磯釣りをしていると、「今日は底物」「上物師が多いね」といった会話を耳にします。

では、なぜ石鯛やクエを狙う釣りを**「底物釣り」**と呼ぶのでしょうか。

実は、名前の由来はとてもシンプルです。

「底物」とは海底に暮らす魚のこと

「底物」とは、海底付近を生活の場とする魚の総称です。

辞書でも、海底近くに生息する魚を「底物」と定義しています。

磯釣りでは代表的な魚がこちらです。

・イシダイ
・イシガキダイ
・クエ
・アラ

これらは岩礁帯の海底や根周りに身を潜め、海底で生活しています。

そのため、これらを専門に狙う釣りが「底物釣り」と呼ばれるようになりました。

エサも海底の生き物

底物釣りが他の釣りと大きく違うのは、エサにも特徴があります。

代表的なのは、

・ウニ
・サザエ
・ヤドカリ
・カニ類

これらはすべて海底や岩場に生息する生き物です。

イシダイは非常に強い歯を持ち、硬い殻をバリバリと砕いて食べます。

つまり、狙う魚もエサも「海底」が舞台なのです。

仕掛けも「底」に置く

底物釣りでは、仕掛けを海底にしっかり固定して魚を待ちます。

軽い仕掛けで流すことはほとんどなく、重いオモリで海底をキープするのが基本です。

海底から仕掛けが浮いてしまうと、イシダイやクエはなかなか口を使いません。

そのため、「底を釣る技術」が釣果を大きく左右します。

「上物釣り」と対になる言葉

底物釣りに対してよく使われるのが「上物釣り」です。

上物釣りは、

・グレ
・チヌ
・尾長グレ

など、水中の中層から表層を意識している魚を狙います。

ウキを使って潮に乗せながら流す釣りが中心です。

一方、底物釣りは海底を攻めるため、考え方も道具もまったく異なります。

同じ磯釣りでも、「上物」と「底物」は別ジャンルと言われるほど違う世界なのです。

底物釣りは「海底との勝負」

底物釣りは単に底へエサを沈めるだけではありません。

岩礁帯の地形を読み、潮の流れを考え、魚が潜むピンポイントへ仕掛けを送り込みます。

さらに、大型イシダイやクエが掛かれば、一気に根へ突っ込むため、強靭なタックルと瞬時のやり取りが必要になります。
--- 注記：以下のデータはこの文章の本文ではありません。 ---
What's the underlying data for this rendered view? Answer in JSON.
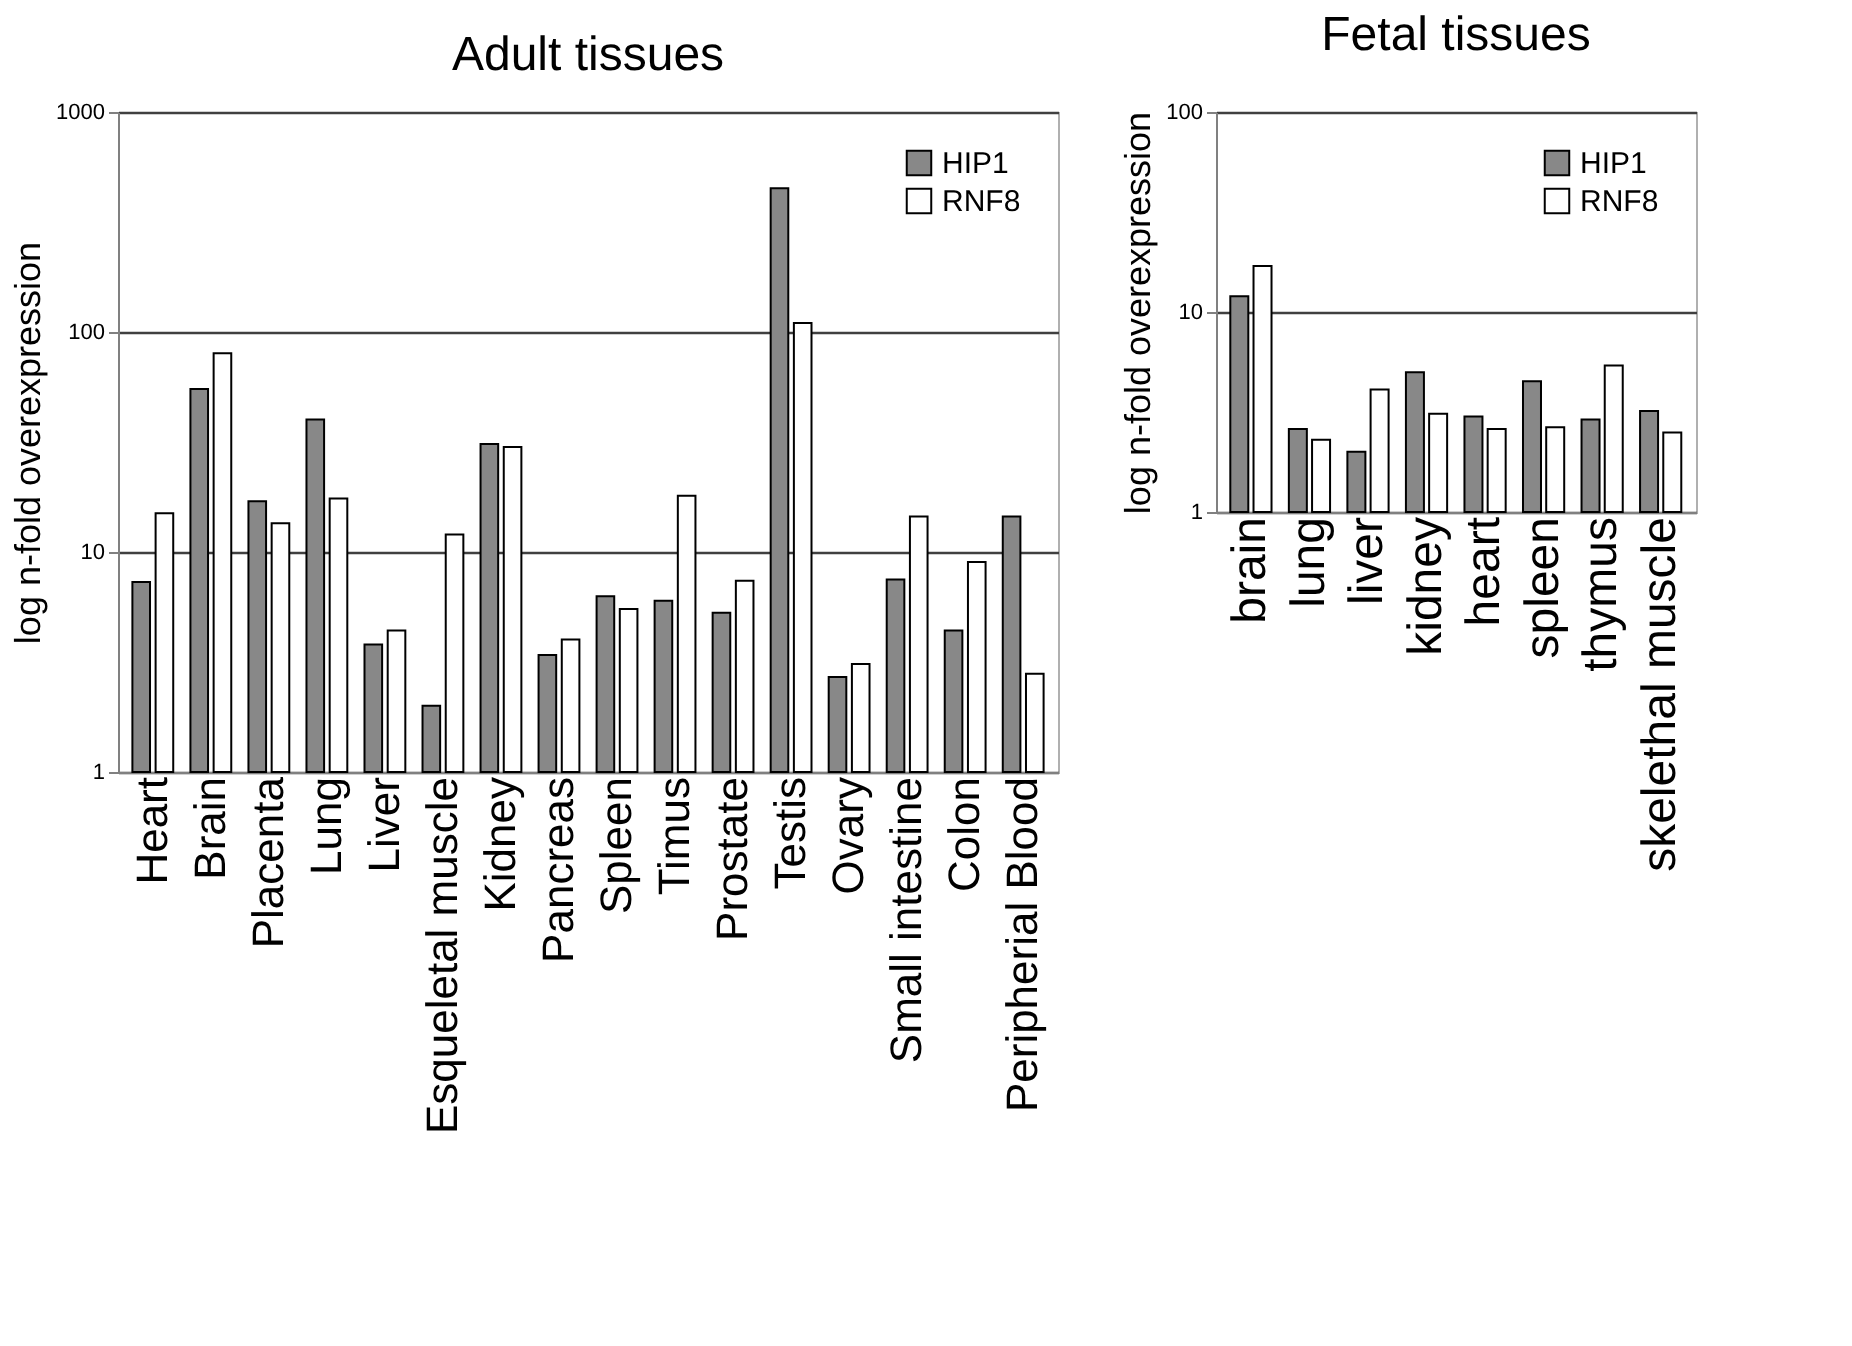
{
  "chart_data": [
    {
      "type": "bar",
      "title": "Adult tissues",
      "ylabel": "log n-fold overexpression",
      "log": true,
      "grid": "y",
      "legend": "top right",
      "categories": [
        "Heart",
        "Brain",
        "Placenta",
        "Lung",
        "Liver",
        "Esqueletal muscle",
        "Kidney",
        "Pancreas",
        "Spleen",
        "Timus",
        "Prostate",
        "Testis",
        "Ovary",
        "Small intestine",
        "Colon",
        "Peripherial Blood"
      ],
      "ylim": [
        1,
        1000
      ],
      "yticks": [
        1,
        10,
        100,
        1000
      ],
      "series": [
        {
          "name": "HIP1",
          "color": "#888888",
          "values": [
            7.3,
            55,
            17,
            40,
            3.8,
            2.0,
            31,
            3.4,
            6.3,
            6.0,
            5.3,
            450,
            2.7,
            7.5,
            4.4,
            14.5
          ]
        },
        {
          "name": "RNF8",
          "color": "#ffffff",
          "values": [
            15,
            80,
            13.5,
            17.5,
            4.4,
            12,
            30,
            4.0,
            5.5,
            18,
            7.4,
            110,
            3.1,
            14.5,
            9,
            2.8
          ]
        }
      ]
    },
    {
      "type": "bar",
      "title": "Fetal tissues",
      "ylabel": "log n-fold overexpression",
      "log": true,
      "grid": "y",
      "legend": "top right",
      "categories": [
        "brain",
        "lung",
        "liver",
        "kidney",
        "heart",
        "spleen",
        "thymus",
        "skelethal muscle"
      ],
      "ylim": [
        1,
        100
      ],
      "yticks": [
        1,
        10,
        100
      ],
      "series": [
        {
          "name": "HIP1",
          "color": "#888888",
          "values": [
            12,
            2.6,
            2.0,
            5.0,
            3.0,
            4.5,
            2.9,
            3.2
          ]
        },
        {
          "name": "RNF8",
          "color": "#ffffff",
          "values": [
            17,
            2.3,
            4.1,
            3.1,
            2.6,
            2.65,
            5.4,
            2.5
          ]
        }
      ]
    }
  ]
}
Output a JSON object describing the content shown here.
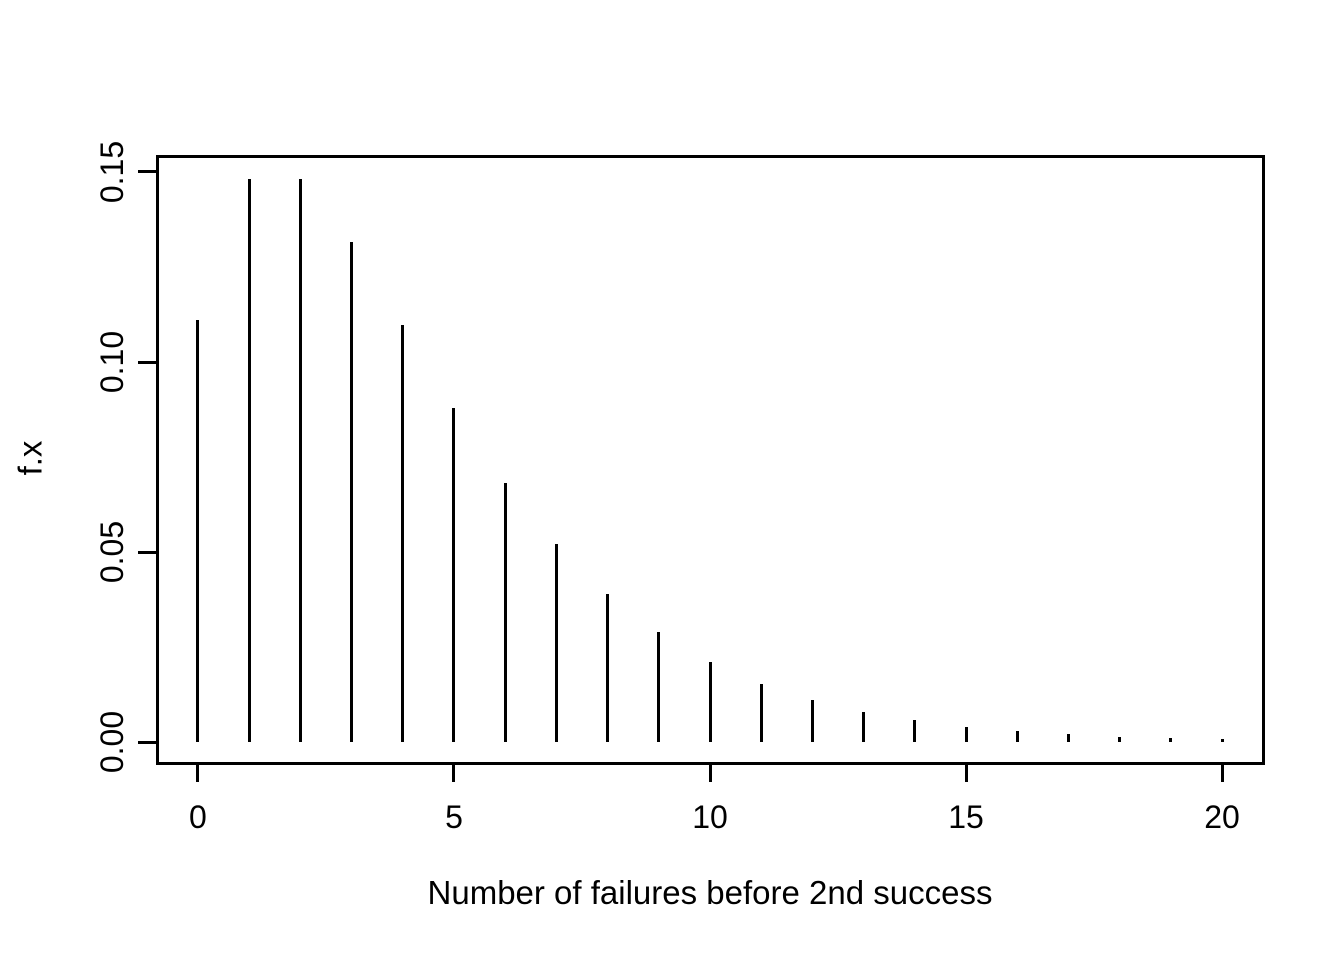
{
  "chart_data": {
    "type": "bar",
    "subtype": "vertical-spike-pmf",
    "title": "",
    "xlabel": "Number of failures before 2nd success",
    "ylabel": "f.x",
    "x": [
      0,
      1,
      2,
      3,
      4,
      5,
      6,
      7,
      8,
      9,
      10,
      11,
      12,
      13,
      14,
      15,
      16,
      17,
      18,
      19,
      20
    ],
    "values": [
      0.11111,
      0.14815,
      0.14815,
      0.13169,
      0.10974,
      0.08779,
      0.06828,
      0.05203,
      0.03902,
      0.02892,
      0.0212,
      0.01541,
      0.01113,
      0.00799,
      0.00571,
      0.00406,
      0.00288,
      0.00203,
      0.00143,
      0.001,
      0.0007
    ],
    "xticks": [
      0,
      5,
      10,
      15,
      20
    ],
    "xtick_labels": [
      "0",
      "5",
      "10",
      "15",
      "20"
    ],
    "yticks": [
      0.0,
      0.05,
      0.1,
      0.15
    ],
    "ytick_labels": [
      "0.00",
      "0.05",
      "0.10",
      "0.15"
    ],
    "xlim": [
      -0.8,
      20.8
    ],
    "ylim": [
      -0.0055,
      0.1542
    ],
    "grid": false,
    "legend": null,
    "line_color": "#000000",
    "axis_color": "#000000",
    "background_color": "#ffffff"
  }
}
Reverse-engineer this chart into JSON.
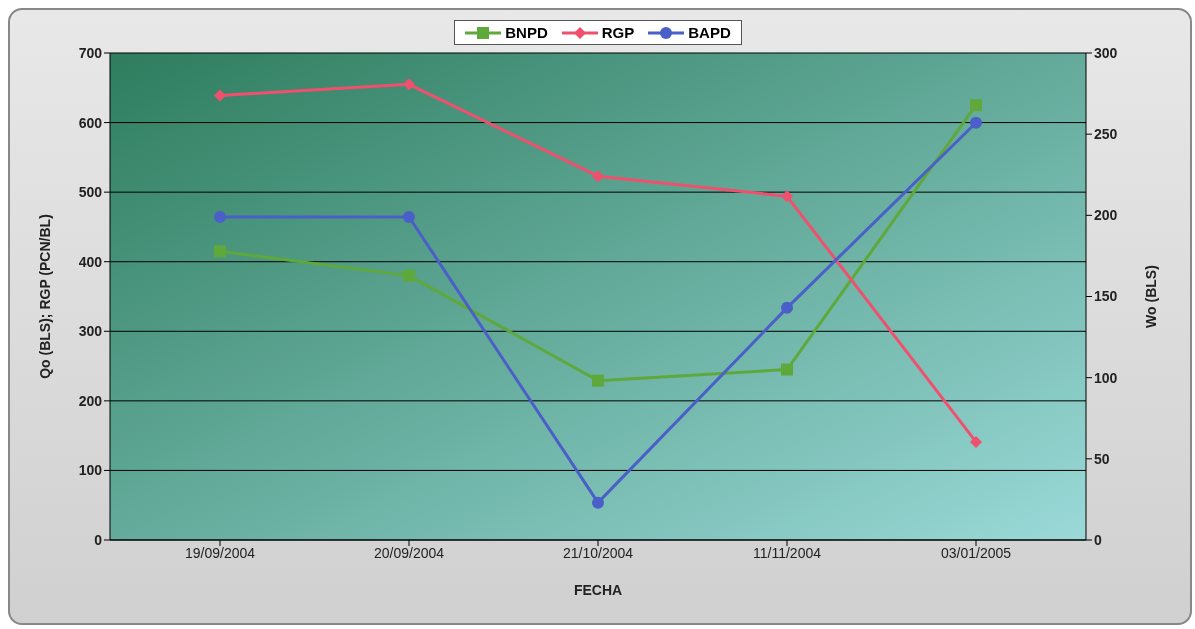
{
  "chart_data": {
    "type": "line",
    "categories": [
      "19/09/2004",
      "20/09/2004",
      "21/10/2004",
      "11/11/2004",
      "03/01/2005"
    ],
    "series": [
      {
        "name": "BNPD",
        "color": "#5fa83c",
        "marker": "square",
        "values": [
          415,
          380,
          229,
          245,
          625
        ]
      },
      {
        "name": "RGP",
        "color": "#f0506e",
        "marker": "diamond",
        "values": [
          639,
          655,
          523,
          494,
          141
        ]
      },
      {
        "name": "BAPD",
        "color": "#4a5fc8",
        "marker": "circle",
        "axis": "y2",
        "values": [
          199,
          199,
          23,
          143,
          257
        ]
      }
    ],
    "xlabel": "FECHA",
    "ylabel": "Qo (BLS); RGP (PCN/BL)",
    "y2label": "Wo (BLS)",
    "ylim": [
      0,
      700
    ],
    "yticks": [
      0,
      100,
      200,
      300,
      400,
      500,
      600,
      700
    ],
    "y2lim": [
      0,
      300
    ],
    "y2ticks": [
      0,
      50,
      100,
      150,
      200,
      250,
      300
    ],
    "grid": "y",
    "legend": "top",
    "line_style": "solid"
  }
}
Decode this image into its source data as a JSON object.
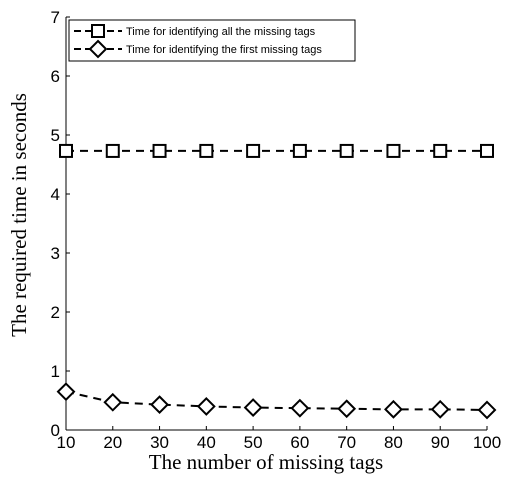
{
  "chart_data": {
    "type": "line",
    "title": "",
    "xlabel": "The number of missing tags",
    "ylabel": "The required time in seconds",
    "x": [
      10,
      20,
      30,
      40,
      50,
      60,
      70,
      80,
      90,
      100
    ],
    "xlim": [
      10,
      100
    ],
    "ylim": [
      0,
      7
    ],
    "xticks": [
      "10",
      "20",
      "30",
      "40",
      "50",
      "60",
      "70",
      "80",
      "90",
      "100"
    ],
    "yticks": [
      "0",
      "1",
      "2",
      "3",
      "4",
      "5",
      "6",
      "7"
    ],
    "grid": false,
    "legend_position": "top-left",
    "series": [
      {
        "name": "Time for identifying all the missing tags",
        "marker": "square",
        "line_style": "dashed",
        "color": "#000000",
        "values": [
          4.73,
          4.73,
          4.73,
          4.73,
          4.73,
          4.73,
          4.73,
          4.73,
          4.73,
          4.73
        ]
      },
      {
        "name": "Time for identifying the first missing tags",
        "marker": "diamond",
        "line_style": "dashed",
        "color": "#000000",
        "values": [
          0.65,
          0.47,
          0.43,
          0.4,
          0.38,
          0.37,
          0.36,
          0.35,
          0.35,
          0.34
        ]
      }
    ]
  }
}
その豪快さと奥深さから、磯釣りの最高峰とも呼ばれる人気ジャンルです。

まとめ

「底物釣り」という名前は、

・海底に暮らす魚を狙う。
・海底にいる生き物をエサに使う。
・仕掛けを海底に置いて釣る。

この3つがそろっていることから名付けられました。

同じ磯釣りでも、上物釣りとはまったく違う魅力があります。

一度その強烈な引きを味わうと、多くの釣り人が底物釣りの虜になる理由が分かるでしょう。